Segurança e imigração no centro do debate
A segurança, segundo o presidente, tornou-se acima de tudo um tema marcante no discurso público. No entanto, sublinha que muitas vezes a perceção não corresponde à realidade. “Não estamos em Marselha nem numa favela do Rio. Temos problemas, sim, mas também temos estabilidade”, disse.
Ainda assim, reconhece que a imigração pressiona os serviços públicos. “Leiria não pode passar de um concelho pensado para 10 milhões de pessoas para um com 12 milhões sem impactos. Faltam casas, escolas, médicos. A imigração tem de ser integrada com responsabilidade. E isso exige consenso político.” Neste contexto, Gonçalo Lopes pretende apresentar medidas que reforcem a integração e assegurem condições de vida justas para todos.

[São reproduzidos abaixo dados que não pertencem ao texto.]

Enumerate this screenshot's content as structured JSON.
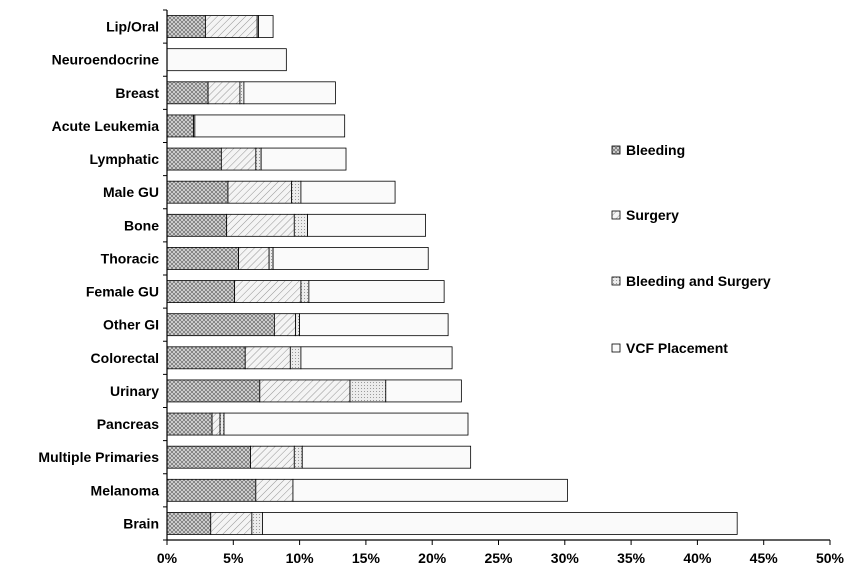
{
  "chart_data": {
    "type": "bar",
    "orientation": "horizontal",
    "stacked": true,
    "categories": [
      "Lip/Oral",
      "Neuroendocrine",
      "Breast",
      "Acute Leukemia",
      "Lymphatic",
      "Male GU",
      "Bone",
      "Thoracic",
      "Female GU",
      "Other GI",
      "Colorectal",
      "Urinary",
      "Pancreas",
      "Multiple Primaries",
      "Melanoma",
      "Brain"
    ],
    "series": [
      {
        "name": "Bleeding",
        "pattern": "crosshatch",
        "values": [
          2.9,
          0,
          3.1,
          2.0,
          4.1,
          4.6,
          4.5,
          5.4,
          5.1,
          8.1,
          5.9,
          7.0,
          3.4,
          6.3,
          6.7,
          3.3
        ]
      },
      {
        "name": "Surgery",
        "pattern": "diagonal",
        "values": [
          3.9,
          0,
          2.4,
          0,
          2.6,
          4.8,
          5.1,
          2.3,
          5.0,
          1.6,
          3.4,
          6.8,
          0.6,
          3.3,
          2.8,
          3.1
        ]
      },
      {
        "name": "Bleeding and Surgery",
        "pattern": "fine-dots",
        "values": [
          0.1,
          0,
          0.3,
          0.1,
          0.4,
          0.7,
          1.0,
          0.3,
          0.6,
          0.3,
          0.8,
          2.7,
          0.3,
          0.6,
          0,
          0.8
        ]
      },
      {
        "name": "VCF Placement",
        "pattern": "plain",
        "values": [
          1.1,
          9.0,
          6.9,
          11.3,
          6.4,
          7.1,
          8.9,
          11.7,
          10.2,
          11.2,
          11.4,
          5.7,
          18.4,
          12.7,
          20.7,
          35.8
        ]
      }
    ],
    "x_ticks": [
      "0%",
      "5%",
      "10%",
      "15%",
      "20%",
      "25%",
      "30%",
      "35%",
      "40%",
      "45%",
      "50%"
    ],
    "xlim": [
      0,
      50
    ],
    "grid": false,
    "legend_position": "right"
  }
}
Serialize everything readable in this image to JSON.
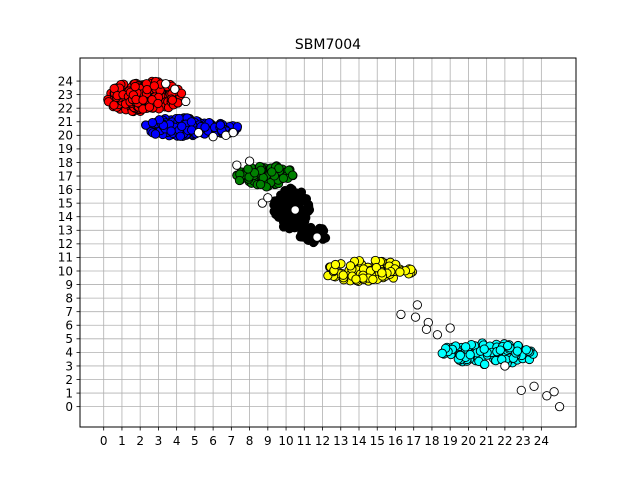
{
  "chart_data": {
    "type": "scatter",
    "title": "SBM7004",
    "xlabel": "",
    "ylabel": "",
    "xlim": [
      -1.3,
      25.9
    ],
    "ylim": [
      -1.5,
      25.7
    ],
    "grid": true,
    "legend": "none",
    "x_ticks": [
      "0",
      "1",
      "2",
      "3",
      "4",
      "5",
      "6",
      "7",
      "8",
      "9",
      "10",
      "11",
      "12",
      "13",
      "14",
      "15",
      "16",
      "17",
      "18",
      "19",
      "20",
      "21",
      "22",
      "23",
      "24"
    ],
    "y_ticks": [
      "0",
      "1",
      "2",
      "3",
      "4",
      "5",
      "6",
      "7",
      "8",
      "9",
      "10",
      "11",
      "12",
      "13",
      "14",
      "15",
      "16",
      "17",
      "18",
      "19",
      "20",
      "21",
      "22",
      "23",
      "24"
    ],
    "point_edge_color": "#000000",
    "series": [
      {
        "color": "#ff0000",
        "clusters": [
          {
            "cx": 1.6,
            "cy": 22.8,
            "rx": 1.4,
            "ry": 1.1,
            "n": 150
          },
          {
            "cx": 2.8,
            "cy": 22.9,
            "rx": 1.5,
            "ry": 1.1,
            "n": 130
          }
        ]
      },
      {
        "color": "#0000ff",
        "clusters": [
          {
            "cx": 4.2,
            "cy": 20.6,
            "rx": 2.0,
            "ry": 0.7,
            "n": 170
          },
          {
            "cx": 6.4,
            "cy": 20.5,
            "rx": 1.0,
            "ry": 0.4,
            "n": 40
          }
        ]
      },
      {
        "color": "#008000",
        "clusters": [
          {
            "cx": 8.9,
            "cy": 17.0,
            "rx": 1.6,
            "ry": 0.8,
            "n": 120
          }
        ]
      },
      {
        "color": "#000000",
        "clusters": [
          {
            "cx": 10.3,
            "cy": 14.6,
            "rx": 1.0,
            "ry": 1.5,
            "n": 110
          },
          {
            "cx": 11.5,
            "cy": 12.7,
            "rx": 0.8,
            "ry": 0.6,
            "n": 40
          }
        ]
      },
      {
        "color": "#ffff00",
        "clusters": [
          {
            "cx": 14.5,
            "cy": 10.0,
            "rx": 2.5,
            "ry": 0.8,
            "n": 100
          }
        ]
      },
      {
        "color": "#00ffff",
        "clusters": [
          {
            "cx": 21.0,
            "cy": 3.9,
            "rx": 2.8,
            "ry": 0.8,
            "n": 110
          }
        ]
      },
      {
        "color": "#ffffff",
        "points": [
          [
            3.4,
            23.8
          ],
          [
            3.9,
            23.4
          ],
          [
            4.5,
            22.5
          ],
          [
            5.2,
            20.2
          ],
          [
            6.0,
            19.9
          ],
          [
            6.7,
            20.0
          ],
          [
            7.1,
            20.2
          ],
          [
            7.3,
            17.8
          ],
          [
            8.0,
            18.1
          ],
          [
            8.7,
            15.0
          ],
          [
            9.0,
            15.4
          ],
          [
            10.5,
            14.5
          ],
          [
            11.7,
            12.5
          ],
          [
            16.3,
            6.8
          ],
          [
            17.1,
            6.6
          ],
          [
            17.2,
            7.5
          ],
          [
            17.8,
            6.2
          ],
          [
            17.7,
            5.7
          ],
          [
            18.3,
            5.3
          ],
          [
            19.0,
            5.8
          ],
          [
            22.0,
            3.0
          ],
          [
            22.9,
            1.2
          ],
          [
            23.6,
            1.5
          ],
          [
            24.3,
            0.8
          ],
          [
            24.7,
            1.1
          ],
          [
            25.0,
            0.0
          ]
        ]
      }
    ]
  }
}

Gonçalo Lopes: “Vem aí uma revolução laboral”
Outro ponto que o autarca coloca na agenda política é a revolução tecnológica. “Estamos prestes a assistir a uma revolução laboral. Os melhores arquitetos e pontelistas podem ser substituídos por algoritmos. Isso vai gerar desemprego em massa”, alertou.
Por isso, defende uma resposta célere. “Este é um desafio que exige medidas transversais, da esquerda à direita”, acrescentou. Assim, Gonçalo Lopes pretende posicionar Leiria como um concelho preparado para as transformações tecnológicas, mas sem deixar ninguém para trás.
Campanha autárquica: proximidade e redes sociais
Por outro lado, e com as eleições autárquicas a aproximarem-se, o presidente admite um debate feito tanto nas ruas como nas redes sociais. “Basta um assalto isolado para se falar em insegurança na cidade. A campanha será feita nas ruas, mas também nas redes sociais”, explicou.
No entanto, reforça que nada substitui o contacto direto: “Nada substitui o porta-a-porta. Em Leiria, todos têm acesso ao meu número. A política local exige essa ligação direta.” Desta forma, o autarca pretende equilibrar a modernização digital com a tradição da proximidade, marca do seu estilo de governação.
A força da diáspora leiriense
Por fim, Gonçalo Lopes deixou uma mensagem de agradecimento aos emigrantes. “O desenvolvimento de Leiria, urbano e económico, muito se deve à confiança e ao investimento dos nossos emigrantes. Esta ligação forte continua a ser essencial para o futuro do concelho.”